« Le livre des séjours et des lieux » de 𝗠𝗮𝘁𝗵𝗶𝗮𝘀 𝗥𝗮𝗺𝗯𝗮𝘂𝗱 : Ljubljana,Narbonne, Gruissan, Bizanet, Leucate…

𝗟𝘂.𝟭𝟴.𝟯.𝟮𝟬𝟮𝟰

« Avant de lier aux êtres, l’amour lie aux lieux. Tel horizon marin où se respire l’appel de la vie neuve, telle lumière qui distribue la terre en pleins et vides et permet que soit composé un paysage, tel vent qui se lève soudain, venu de nulle part, telle chambre, tel jardin aussi bien : voilà les vraies, car indéfectibles, ligatures. Ces lieux sont ceux que l’on a quittés, ceux dont on est privé, ceux qui se tiennent désormais dans le lointain et qui causent notre tristesse (aussi les grands nostalgiques sont-ils de grands sensuels par voie de dégradation, le corps présent valant comme ersatz du lieu perdu). »
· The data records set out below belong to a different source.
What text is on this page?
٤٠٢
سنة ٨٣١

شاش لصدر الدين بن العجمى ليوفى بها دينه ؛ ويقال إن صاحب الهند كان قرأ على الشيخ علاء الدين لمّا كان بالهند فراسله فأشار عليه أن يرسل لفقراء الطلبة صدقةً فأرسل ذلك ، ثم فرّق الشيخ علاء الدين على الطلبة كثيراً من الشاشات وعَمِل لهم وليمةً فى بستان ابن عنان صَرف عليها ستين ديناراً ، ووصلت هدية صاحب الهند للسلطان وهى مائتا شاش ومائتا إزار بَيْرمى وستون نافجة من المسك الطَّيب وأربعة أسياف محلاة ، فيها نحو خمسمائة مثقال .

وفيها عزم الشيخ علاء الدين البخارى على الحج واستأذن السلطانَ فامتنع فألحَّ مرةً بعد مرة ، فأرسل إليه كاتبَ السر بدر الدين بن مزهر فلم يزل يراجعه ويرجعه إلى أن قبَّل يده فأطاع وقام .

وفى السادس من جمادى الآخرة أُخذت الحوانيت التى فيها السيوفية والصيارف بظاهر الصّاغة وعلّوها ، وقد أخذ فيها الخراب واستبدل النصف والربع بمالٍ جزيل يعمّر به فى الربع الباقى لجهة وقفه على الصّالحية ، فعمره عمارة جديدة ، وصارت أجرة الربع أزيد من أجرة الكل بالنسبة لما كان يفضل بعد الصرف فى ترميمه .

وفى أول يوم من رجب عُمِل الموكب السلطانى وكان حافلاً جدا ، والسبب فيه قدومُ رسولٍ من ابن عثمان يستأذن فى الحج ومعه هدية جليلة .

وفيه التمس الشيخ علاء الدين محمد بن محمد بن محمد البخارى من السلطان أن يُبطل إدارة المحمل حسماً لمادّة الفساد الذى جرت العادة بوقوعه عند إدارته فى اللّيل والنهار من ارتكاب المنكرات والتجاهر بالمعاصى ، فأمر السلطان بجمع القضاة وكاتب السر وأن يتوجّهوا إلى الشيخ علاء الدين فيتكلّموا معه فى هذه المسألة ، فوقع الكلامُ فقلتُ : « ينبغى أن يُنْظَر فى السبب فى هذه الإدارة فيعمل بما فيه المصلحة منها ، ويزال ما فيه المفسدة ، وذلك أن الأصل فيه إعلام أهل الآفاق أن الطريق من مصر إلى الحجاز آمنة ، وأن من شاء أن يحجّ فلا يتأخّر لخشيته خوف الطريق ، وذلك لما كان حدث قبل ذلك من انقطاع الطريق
Ces lignes sont les premières du premier livre de Mathias Rambaud ; un livre composé de textes brefs d’un homme hanté par la terre où il a grandi entre Corbières et Méditerranée (Narbonne, Gruissan, Bizanet, Leucate, ces noms composant sa géographie la plus intime) ; une terre de vents, de mer et de vignes, d’étangs et de garrigues ; une terre — où qu’il vive ! — qui « le requiert avec « une autorité singulière, inattendue » et l’empêche » de concevoir d’en vivre à jamais séparée. »

C’est de Ljubljana – où habite désormais Mathias Rambaud – que nous vient son récit. Son origine remonte à une dizaine d’années, nous dit-il. C’était à Duino, en compagnie de Zala — on pense à Rilke ! — au pied d’un château jaune, face à la mer que : « nageant dans la baie — seul, mais sentant la présence du rivage dans mon dos comme le bras tiède d’une femme plus forte que moi qui suis faible et qui me portait —, que me submergea une bouffée délirante de ce mal du pays dont je n’aurais jamais cru être frappé, mais qui dorénavant ne me quitterait plus à l’idée que, loin de ma terre natale, je restais cependant relié à son rivage par le corps immémorial et ductile, le grand corps conducteur de la mer. »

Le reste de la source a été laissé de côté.